La coopération entre les deux pays est aussi religieuse. Alors que quelque 5 000 Marocains vivent en Côte d’Ivoire, une centaine d’imams ivoiriens va se former chaque année au Maroc. Sur le plan sécuritaire, de nombreux officiers ivoiriens vont également se former au Maroc, dont les services fournissent aussi des renseignements à la Côte d’Ivoire. Enfin, Abidjan a oeuvré pour que le royaume fasse son grand retour au sein de l’Union africaine, en janvier 2017, après trente-deux ans d’absence.

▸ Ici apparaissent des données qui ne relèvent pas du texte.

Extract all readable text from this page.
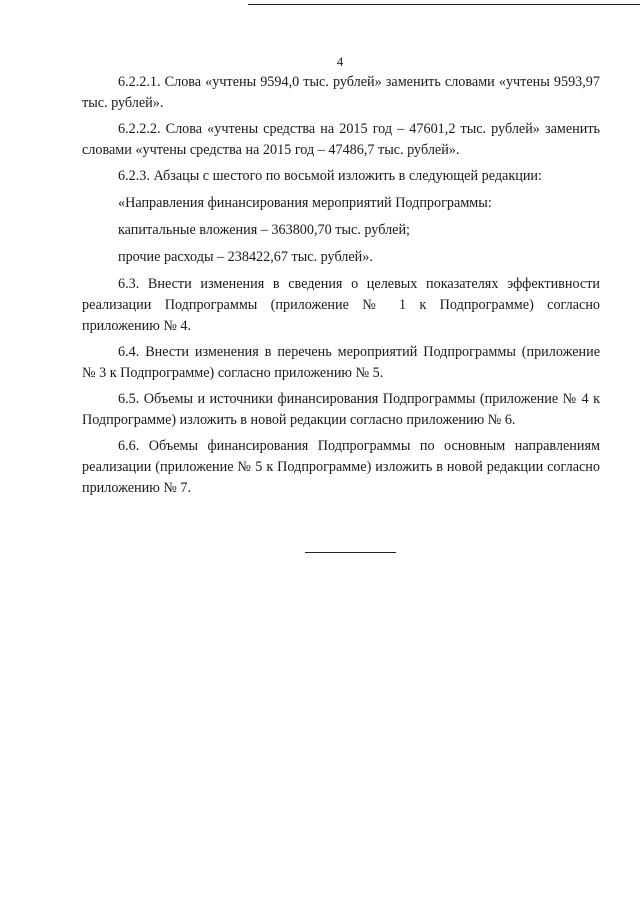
4

6.2.2.1. Слова «учтены 9594,0 тыс. рублей» заменить словами «учтены 9593,97 тыс. рублей».

6.2.2.2. Слова «учтены средства на 2015 год – 47601,2 тыс. рублей» заменить словами «учтены средства на 2015 год – 47486,7 тыс. рублей».

6.2.3. Абзацы с шестого по восьмой изложить в следующей редакции:

«Направления финансирования мероприятий Подпрограммы:

капитальные вложения – 363800,70 тыс. рублей;

прочие расходы – 238422,67 тыс. рублей».

6.3. Внести изменения в сведения о целевых показателях эффективности реализации Подпрограммы (приложение № 1 к Подпрограмме) согласно приложению № 4.

6.4. Внести изменения в перечень мероприятий Подпрограммы (приложение № 3 к Подпрограмме) согласно приложению № 5.

6.5. Объемы и источники финансирования Подпрограммы (приложение № 4 к Подпрограмме) изложить в новой редакции согласно приложению № 6.

6.6. Объемы финансирования Подпрограммы по основным направлениям реализации (приложение № 5 к Подпрограмме) изложить в новой редакции согласно приложению № 7.
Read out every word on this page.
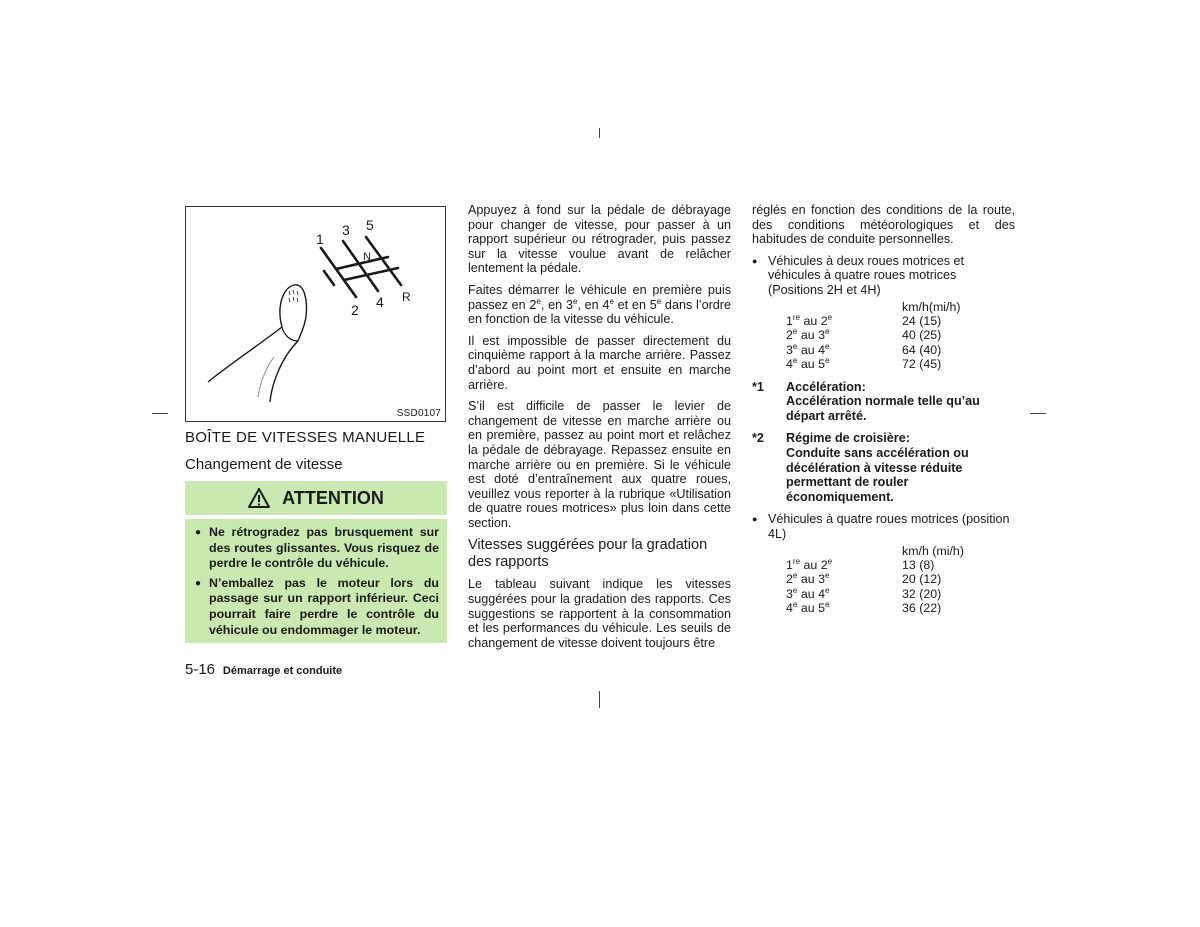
1
3 5
N
2 4 R
SSD0107
BOÎTE DE VITESSES MANUELLE
Changement de vitesse
ATTENTION
● Ne rétrogradez pas brusquement sur des routes glissantes. Vous risquez de perdre le contrôle du véhicule.
● N’emballez pas le moteur lors du passage sur un rapport inférieur. Ceci pourrait faire perdre le contrôle du véhicule ou endommager le moteur.
5-16 Démarrage et conduite

Appuyez à fond sur la pédale de débrayage pour changer de vitesse, pour passer à un rapport supérieur ou rétrograder, puis passez sur la vitesse voulue avant de relâcher lentement la pédale.

Faites démarrer le véhicule en première puis passez en 2e, en 3e, en 4e et en 5e dans l’ordre en fonction de la vitesse du véhicule.

Il est impossible de passer directement du cinquième rapport à la marche arrière. Passez d’abord au point mort et ensuite en marche arrière.

S’il est difficile de passer le levier de changement de vitesse en marche arrière ou en première, passez au point mort et relâchez la pédale de débrayage. Repassez ensuite en marche arrière ou en première. Si le véhicule est doté d’entraînement aux quatre roues, veuillez vous reporter à la rubrique «Utilisation de quatre roues motrices» plus loin dans cette section.

Vitesses suggérées pour la gradation des rapports

Le tableau suivant indique les vitesses suggérées pour la gradation des rapports. Ces suggestions se rapportent à la consommation et les performances du véhicule. Les seuils de changement de vitesse doivent toujours être

réglés en fonction des conditions de la route, des conditions météorologiques et des habitudes de conduite personnelles.

● Véhicules à deux roues motrices et véhicules à quatre roues motrices (Positions 2H et 4H)
	km/h(mi/h)
1re au 2e	24 (15)
2e au 3e	40 (25)
3e au 4e	64 (40)
4e au 5e	72 (45)
*1	Accélération:
Accélération normale telle qu’au départ arrêté.
*2	Régime de croisière:
Conduite sans accélération ou décélération à vitesse réduite permettant de rouler économiquement.
● Véhicules à quatre roues motrices (position 4L)
	km/h (mi/h)
1re au 2e	13 (8)
2e au 3e	20 (12)
3e au 4e	32 (20)
4e au 5e	36 (22)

Des perspectives encourageantes
Du point de vue des entreprises marocaines, la Côte d’Ivoire a de nombreux atouts : une croissance qui frôle les 10% (contre seulement 3% au Maroc), une classe moyenne en pleine expansion, une main-d’œuvre peu onéreuse ou encore des ressources naturelles importantes. C’est ce qu’ont bien compris les grandes banques du royaume, qui ont racheté des filiales locales et concurrencent désormais les établissements français dans ce domaine. Les autres secteurs ont suivi, un mouvement facilité par l’ouverture de liaisons quotidiennes avec Abidjan par la compagnie aérienne Royal Air Maroc.
La bonne santé économique de la Côte d’Ivoire ne doit rien au hasard. Elle est en grande partie due aux réformes engagées par le président Ouattara et son gouvernement depuis plusieurs années, qui ont notamment eu pour conséquence d’assainir le climat des affaires et d’attirer de nouveaux investisseurs. Autant d’efforts récemment salués par le gouverneur honoraire de la Banque de France et ancien patron du FMI, Michel Camdessus, qui intervenait lors d’une conférence devant les chefs d’entreprise ivoiriens, le 29 mai dernier.
« Je voudrais vous dire, sans aucune flatterie, mon admiration pour ce qui s’est accompli ici depuis que votre pays a retrouvé la paix, a ainsi déclaré l’ancien grand argentier. (…). Les constats élogieux que font les grandes institutions internationales sont bien connus. Mais en tant qu’ancien du Fonds monétaire international, je ne peux que m’incliner plus profondément que d’habitude devant ce que je vois ici. Vous ne vous en rendez pas compte, mais les performances que l’on lit dans ces rapports sont tout à fait exceptionnelles ».
Après une longue période de crise politique, la Côte d’Ivoire a, en effet, affiché une croissance de 9% entre 2012 et 2016, et de 7,8% en 2017, année où le pays a dû faire face à la chute des cours du cacao et à la grogne de certains fonctionnaires. Reposant sur des bases solides, la croissance des années à venir devrait se maintenir autour de 7% et permettre à la Côte d’Ivoire d’atteindre l’émergence à l’horizon 2020. Voire même avant, selon Michel Camdessus.
« Vous avez contribué à placer solidement votre pays sur la trajectoire qui le conduit à franchir bientôt la ligne d’arrivée de l’émergence. Je suis prêt à parier que vous allez la franchir un peu avant le temps prévu », a lancé Michel Camdessus à l’adresse des patrons ivoiriens. Tout en les mettant en garde : « Accéder à l’émergence, ce n’est pas seulement franchir une ligne d’arrivée, c’est franchir une ligne de départ vers un itinéraire plus ardu encore, vers un objectif de long terme ».